Wed 11 Mar 2026 01.00

Photo: AAP Image/Dean Lewins
Over the past 10 years, the number of new homes has been growing faster than the population. Read that sentence again if you need to, but doing so won’t change the facts.
Going back even further shows the same results. Comparing the 2001 census to the most recent census in 2021, the population increased by 34%, but the number of dwellings increased faster, by 39%.
According to the Australian Bureau of Statistics, Australia doesn’t have a problem with building enough homes, but according to anyone looking for a home to live in, houses are not just hard to find but even harder to afford.
So, what gives?
Over the past 25 years the problem hasn’t been the supply of homes. It’s been the supply of homes for people who want to own and live in them.
So, if the number of homes is growing faster than the population, where have all the spare homes gone?
While young families looking to buy a house are struggling to pay off HECS debts, save up a deposit, and find a house within 50km of their workplace with room for the kids they want to have, the internet is full of advice on how easy it is to buy your second, third or 20th investment property. And every time a property investor buys an existing house to rent out, they just reduced the supply of housing for the young family looking for a place to make their own.
Most of the people droning on about how red tape and regulation have made it impossible to build houses these days know less about economics than they do about how hard it is for young first home buyers. Again, we know that the number of homes is growing faster than the population, so we know the people talking about red tape are talking BS.
Here’s what’s going on. Imagine an auction where there are just 2 people bidding, a young couple looking for a place to raise a family and a property investor looking for some negative gearing and capital gains tax concessions. Only one of them can win the auction, and even if the investor misses out, the more they were willing to bid, the more the young couple had to pay.
Negative gearing simply means that if the investor pays more in interest on the mortgage and other expenses than they receive in rent for the property, they can then deduct the difference from their income tax bill.
For high income earners who pay a marginal tax rate of 47%, that means other taxpayers are picking up nearly half the tab for their rental losses. But to be clear, losing money on a property is still a bad idea, unless you are expecting the property to go up in value.
And that’s where capital gains come in. If an investor was losing $10,000 per year on their investment property but the house value was going up by $30,000 per year, then the investor would still be in front. They would have to wait to sell the property to get their hands on the cash from the capital gain, but if you are rich enough to lose $10,000 per year on an investment, you are probably rich enough to wait 5 or 10 years to cash in your capital gain.
And that’s the moment where Australia’s 50% capital gains tax discount kicks in.
In Australia rather than make investors pay ordinary amounts of tax on their capital gain, we literally give them a 50% discount meaning that someone who works all year to earn $100,000 pays at least twice as much tax as someone who was rich enough to wait while the price of a house they bought went up.

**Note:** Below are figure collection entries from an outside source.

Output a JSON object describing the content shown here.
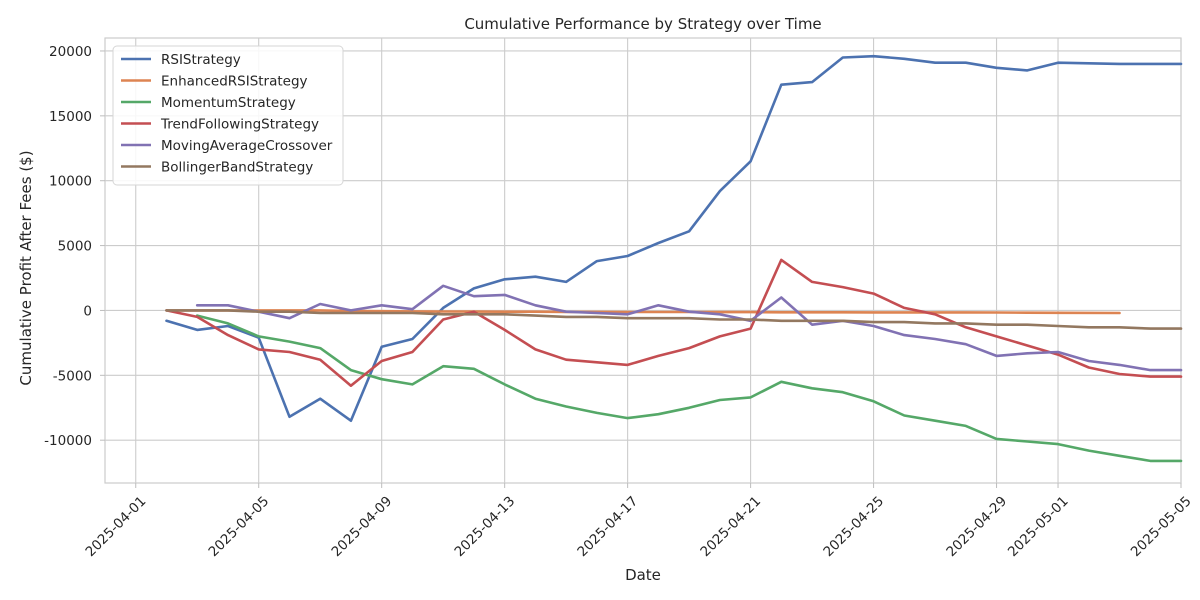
{
  "chart_data": {
    "type": "line",
    "title": "Cumulative Performance by Strategy over Time",
    "xlabel": "Date",
    "ylabel": "Cumulative Profit After Fees ($)",
    "xlim": [
      "2025-03-31",
      "2025-05-05"
    ],
    "ylim": [
      -13300,
      21000
    ],
    "x_ticks": [
      "2025-04-01",
      "2025-04-05",
      "2025-04-09",
      "2025-04-13",
      "2025-04-17",
      "2025-04-21",
      "2025-04-25",
      "2025-04-29",
      "2025-05-01",
      "2025-05-05"
    ],
    "y_ticks": [
      -10000,
      -5000,
      0,
      5000,
      10000,
      15000,
      20000
    ],
    "grid": true,
    "legend_position": "top-left",
    "series": [
      {
        "name": "RSIStrategy",
        "color": "#4c72b0",
        "x": [
          "2025-04-02",
          "2025-04-03",
          "2025-04-04",
          "2025-04-05",
          "2025-04-06",
          "2025-04-07",
          "2025-04-08",
          "2025-04-09",
          "2025-04-10",
          "2025-04-11",
          "2025-04-12",
          "2025-04-13",
          "2025-04-14",
          "2025-04-15",
          "2025-04-16",
          "2025-04-17",
          "2025-04-18",
          "2025-04-19",
          "2025-04-20",
          "2025-04-21",
          "2025-04-22",
          "2025-04-23",
          "2025-04-24",
          "2025-04-25",
          "2025-04-26",
          "2025-04-27",
          "2025-04-28",
          "2025-04-29",
          "2025-04-30",
          "2025-05-01",
          "2025-05-03",
          "2025-05-05"
        ],
        "values": [
          -800,
          -1500,
          -1200,
          -2100,
          -8200,
          -6800,
          -8500,
          -2800,
          -2200,
          200,
          1700,
          2400,
          2600,
          2200,
          3800,
          4200,
          5200,
          6100,
          9200,
          11500,
          17400,
          17600,
          19500,
          19600,
          19400,
          19100,
          19100,
          18700,
          18500,
          19100,
          19000,
          19000
        ]
      },
      {
        "name": "EnhancedRSIStrategy",
        "color": "#dd8452",
        "x": [
          "2025-04-02",
          "2025-04-03",
          "2025-04-04",
          "2025-04-05",
          "2025-04-06",
          "2025-04-07",
          "2025-04-08",
          "2025-04-09",
          "2025-04-10",
          "2025-04-11",
          "2025-04-12",
          "2025-04-13",
          "2025-04-14",
          "2025-04-15",
          "2025-04-16",
          "2025-04-17",
          "2025-04-18",
          "2025-04-19",
          "2025-04-20",
          "2025-04-21",
          "2025-04-22",
          "2025-04-23",
          "2025-04-24",
          "2025-04-25",
          "2025-04-26",
          "2025-04-27",
          "2025-04-28",
          "2025-04-29",
          "2025-04-30",
          "2025-05-01",
          "2025-05-03"
        ],
        "values": [
          0,
          0,
          0,
          0,
          0,
          0,
          -50,
          -60,
          -70,
          -80,
          -90,
          -100,
          -100,
          -110,
          -110,
          -120,
          -120,
          -120,
          -130,
          -130,
          -140,
          -140,
          -140,
          -150,
          -150,
          -150,
          -150,
          -160,
          -170,
          -180,
          -200
        ]
      },
      {
        "name": "MomentumStrategy",
        "color": "#55a868",
        "x": [
          "2025-04-03",
          "2025-04-04",
          "2025-04-05",
          "2025-04-06",
          "2025-04-07",
          "2025-04-08",
          "2025-04-09",
          "2025-04-10",
          "2025-04-11",
          "2025-04-12",
          "2025-04-13",
          "2025-04-14",
          "2025-04-15",
          "2025-04-16",
          "2025-04-17",
          "2025-04-18",
          "2025-04-19",
          "2025-04-20",
          "2025-04-21",
          "2025-04-22",
          "2025-04-23",
          "2025-04-24",
          "2025-04-25",
          "2025-04-26",
          "2025-04-27",
          "2025-04-28",
          "2025-04-29",
          "2025-04-30",
          "2025-05-01",
          "2025-05-02",
          "2025-05-03",
          "2025-05-04",
          "2025-05-05"
        ],
        "values": [
          -400,
          -1000,
          -2000,
          -2400,
          -2900,
          -4600,
          -5300,
          -5700,
          -4300,
          -4500,
          -5700,
          -6800,
          -7400,
          -7900,
          -8300,
          -8000,
          -7500,
          -6900,
          -6700,
          -5500,
          -6000,
          -6300,
          -7000,
          -8100,
          -8500,
          -8900,
          -9900,
          -10100,
          -10300,
          -10800,
          -11200,
          -11600,
          -11600
        ]
      },
      {
        "name": "TrendFollowingStrategy",
        "color": "#c44e52",
        "x": [
          "2025-04-02",
          "2025-04-03",
          "2025-04-04",
          "2025-04-05",
          "2025-04-06",
          "2025-04-07",
          "2025-04-08",
          "2025-04-09",
          "2025-04-10",
          "2025-04-11",
          "2025-04-12",
          "2025-04-13",
          "2025-04-14",
          "2025-04-15",
          "2025-04-16",
          "2025-04-17",
          "2025-04-18",
          "2025-04-19",
          "2025-04-20",
          "2025-04-21",
          "2025-04-22",
          "2025-04-23",
          "2025-04-24",
          "2025-04-25",
          "2025-04-26",
          "2025-04-27",
          "2025-04-28",
          "2025-04-29",
          "2025-04-30",
          "2025-05-01",
          "2025-05-02",
          "2025-05-03",
          "2025-05-04",
          "2025-05-05"
        ],
        "values": [
          0,
          -500,
          -1900,
          -3000,
          -3200,
          -3800,
          -5800,
          -3900,
          -3200,
          -700,
          -100,
          -1500,
          -3000,
          -3800,
          -4000,
          -4200,
          -3500,
          -2900,
          -2000,
          -1400,
          3900,
          2200,
          1800,
          1300,
          200,
          -300,
          -1300,
          -2000,
          -2700,
          -3400,
          -4400,
          -4900,
          -5100,
          -5100
        ]
      },
      {
        "name": "MovingAverageCrossover",
        "color": "#8172b3",
        "x": [
          "2025-04-03",
          "2025-04-04",
          "2025-04-05",
          "2025-04-06",
          "2025-04-07",
          "2025-04-08",
          "2025-04-09",
          "2025-04-10",
          "2025-04-11",
          "2025-04-12",
          "2025-04-13",
          "2025-04-14",
          "2025-04-15",
          "2025-04-16",
          "2025-04-17",
          "2025-04-18",
          "2025-04-19",
          "2025-04-20",
          "2025-04-21",
          "2025-04-22",
          "2025-04-23",
          "2025-04-24",
          "2025-04-25",
          "2025-04-26",
          "2025-04-27",
          "2025-04-28",
          "2025-04-29",
          "2025-04-30",
          "2025-05-01",
          "2025-05-02",
          "2025-05-03",
          "2025-05-04",
          "2025-05-05"
        ],
        "values": [
          400,
          400,
          -100,
          -600,
          500,
          0,
          400,
          100,
          1900,
          1100,
          1200,
          400,
          -100,
          -200,
          -300,
          400,
          -100,
          -300,
          -800,
          1000,
          -1100,
          -800,
          -1200,
          -1900,
          -2200,
          -2600,
          -3500,
          -3300,
          -3200,
          -3900,
          -4200,
          -4600,
          -4600
        ]
      },
      {
        "name": "BollingerBandStrategy",
        "color": "#937860",
        "x": [
          "2025-04-02",
          "2025-04-03",
          "2025-04-04",
          "2025-04-05",
          "2025-04-06",
          "2025-04-07",
          "2025-04-08",
          "2025-04-09",
          "2025-04-10",
          "2025-04-11",
          "2025-04-12",
          "2025-04-13",
          "2025-04-14",
          "2025-04-15",
          "2025-04-16",
          "2025-04-17",
          "2025-04-18",
          "2025-04-19",
          "2025-04-20",
          "2025-04-21",
          "2025-04-22",
          "2025-04-23",
          "2025-04-24",
          "2025-04-25",
          "2025-04-26",
          "2025-04-27",
          "2025-04-28",
          "2025-04-29",
          "2025-04-30",
          "2025-05-01",
          "2025-05-02",
          "2025-05-03",
          "2025-05-04",
          "2025-05-05"
        ],
        "values": [
          0,
          0,
          0,
          -100,
          -100,
          -200,
          -200,
          -200,
          -200,
          -300,
          -300,
          -300,
          -400,
          -500,
          -500,
          -600,
          -600,
          -600,
          -700,
          -700,
          -800,
          -800,
          -800,
          -900,
          -900,
          -1000,
          -1000,
          -1100,
          -1100,
          -1200,
          -1300,
          -1300,
          -1400,
          -1400
        ]
      }
    ]
  }
}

So, back to supply and how to boost it in a big hurry.
Just as we can separate demand for housing into two categories: demand from property investors and demand from first home buyers, we can do the same with supply.
One source of supply of housing for owner-occupiers is the construction of new houses. This is the source that most commentators seem to talk about, but it’s relatively small.
The other source of supply of housing for owner-occupiers is the giant pool of houses owned by the property investors who are so convinced that house prices will keep rising that they are willing to lose money each year that they hold onto one. And this pool of housing is BIG, with around 3 million homes in Australia currently being held by property speculators waiting for their lightly taxed capital gain.
The reason that cutting the CGT discount will lead to a big increase in supply of homes for owner occupiers is not that it will make builders build faster, but because it will make hundreds of thousands of property speculators decide they don’t want to hang on to so many houses.
When people who own investment properties sell those houses, the houses don’t vanish, they increase the supply of homes for owner-occupiers.
And when the tax concessions for capital gains aren’t so generous, there will be fewer property speculators showing up at auctions, and they won’t be so willing to bid as high as they currently do, leading to a reduction in demand.
Combined, changes to the way we tax capital gains on investment properties won’t make houses vanish, or suddenly appear, but it will encourage one group of property owners to supply a lot more houses to another group of aspiring homeowners, and the end result will be cheaper homes, a fairer society and more tax revenues for the commonwealth government.
It’s a win, win, win, but not for the wealthiest one percent of Australians who currently get 60% of the benefits of the CGT discount.
Richard Denniss is the co-chief executive of the Australia Institute.